Nach vier Jahren Betrieb lassen sich bereits Richtungen abschätzen, in die sich das Unternehmen bewegt. Ein Forum für disziplinäre Definitionsfragen zur Verfügung zu stellen, halten die Herausgeber wahrscheinlich auch weiterhin für wichtig, ebenso wie die wissenschaftliche bzw. kulturtheoretische Kommentierung des Medienwechsels, der sich vom Druck zur Digitalität vollzieht. Außerdem etabliert sich das Jahrbuch als Bazar für den Austausch von Information über laufende Editionsunternehmungen und Software-Entwicklungen. Die Diskussion der Verfahrens- und Formatfragen beim digitalen Editieren literarischer Quellenbestände unter Anwendung von Hypertextsystemen bildet wohl weiterhin den wichtigsten Schwerpunkt der Jahrbücher. Im Vorwort zu Jahrgang 4 stellen die Herausgeber einen Rückstand der Deutschen Philologie in mehreren zentralen Bereichen fest: die Herstellung von institutionellen Voraussetzungen für informatisch-philologische Vernetzung geht in den deutschsprachigen Ländern langsamer vor sich als in den englischsprachigen; bei der Beteiligung an der „Textencoding Initiative“, einem wichtigen Unternehmen zur Entwicklung von Textauszeichnungsstandards in digitalen Editionen, lassen Deutschland und Österreich ziemlich aus; auch die kultur- und medientheoretische Diskussion zur Digitalität wird bei uns weniger intensiv geführt als anderswo. (In den vier Jahrgängen findet sich übrigens noch kein einziger Beitrag eines/r österreichischen Computerphilologen/in!). Eine sehr deutliche internationale Ausrichtung von Jahrgang 4 des „Jahrbuchs“ trägt dem Defizit Rechnung; in englischsprachigen Beiträgen werden noch einmal intensiv grundsätzliche Fragen zu den methodologischen Fundamenten der jungen Disziplin diskutiert. Die Service-Komponente tritt bei der Druckausgabe mehr zurück. Buch- und CD-Rezensionen und der bibliographische Dienst haben sich fast völlig auf die Website – das „Forum Computerphilologie“ der Universität München mit einem im Vergleich zur Printversion erweiterten Informationsangebot – verlagert. Dass sich das Jahrbuch nicht auf die Online-Schiene beschränkt, ist vielleicht eine Konzession an die Übergangsgeneration, die Bücher und Zeitschriften noch als Medien zur wissenschaftlichen Kommunikation akzeptiert.
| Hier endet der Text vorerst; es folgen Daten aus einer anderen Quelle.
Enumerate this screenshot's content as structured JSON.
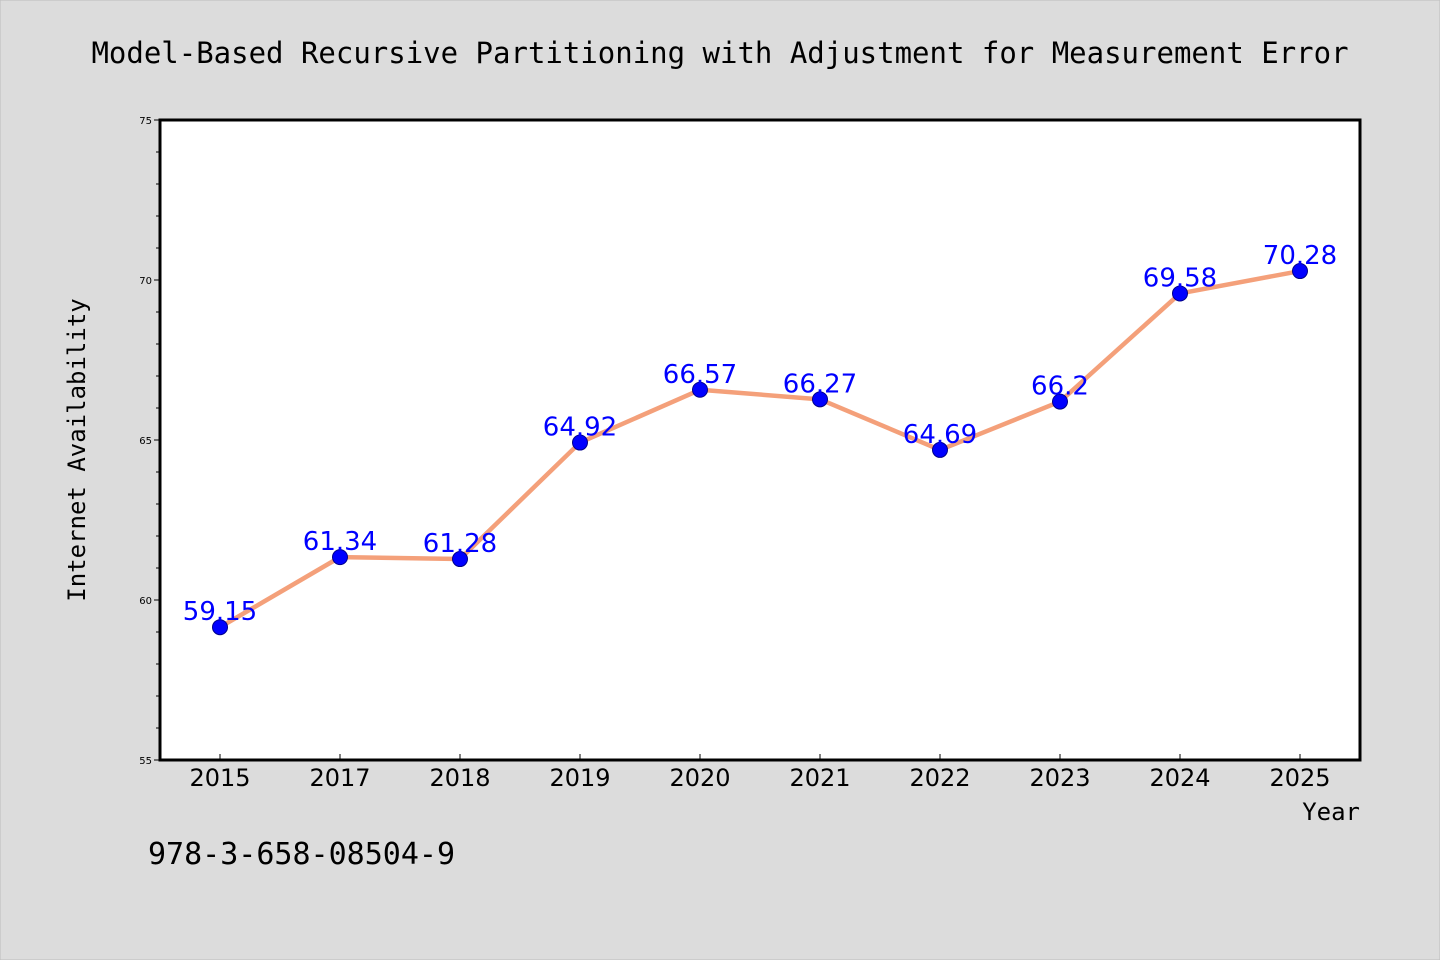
{
  "chart_data": {
    "type": "line",
    "title": "Model-Based Recursive Partitioning with Adjustment for Measurement Error",
    "xlabel": "Year",
    "ylabel": "Internet Availability",
    "categories": [
      "2015",
      "2017",
      "2018",
      "2019",
      "2020",
      "2021",
      "2022",
      "2023",
      "2024",
      "2025"
    ],
    "series": [
      {
        "values": [
          59.15,
          61.34,
          61.28,
          64.92,
          66.57,
          66.27,
          64.69,
          66.2,
          69.58,
          70.28
        ],
        "labels": [
          "59.15",
          "61.34",
          "61.28",
          "64.92",
          "66.57",
          "66.27",
          "64.69",
          "66.2",
          "69.58",
          "70.28"
        ]
      }
    ],
    "ylim": [
      55,
      75
    ],
    "yticks": [
      "55",
      "60",
      "65",
      "70",
      "75"
    ],
    "grid": false,
    "legend": "none",
    "line_color": "#f4a07a",
    "marker_color": "#0000ff",
    "label_color": "#0000ff",
    "background_color": "#dcdcdc",
    "plot_background_color": "#ffffff"
  },
  "footnote": "978-3-658-08504-9"
}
ie Literatur selbst, der Gegenstand der Computerphilologie? Bleibt sie, was sie ist? Die Antwort: Nein! Zweifler sollten sich die vier bisher erschienenen Jahrgänge der Zeitschrift bestellen und sich von den vielfältigen Beiträgen belehren lassen, wie tief der Medienwechsel die literarische Produktion und Rezeption und die Präsentation literarischer Werke bereits verändert hat. Einfach zu behaupten, „Bücher wird es immer geben“, ist zu wenig, das Buch ist schon jetzt nicht mehr das, was es war.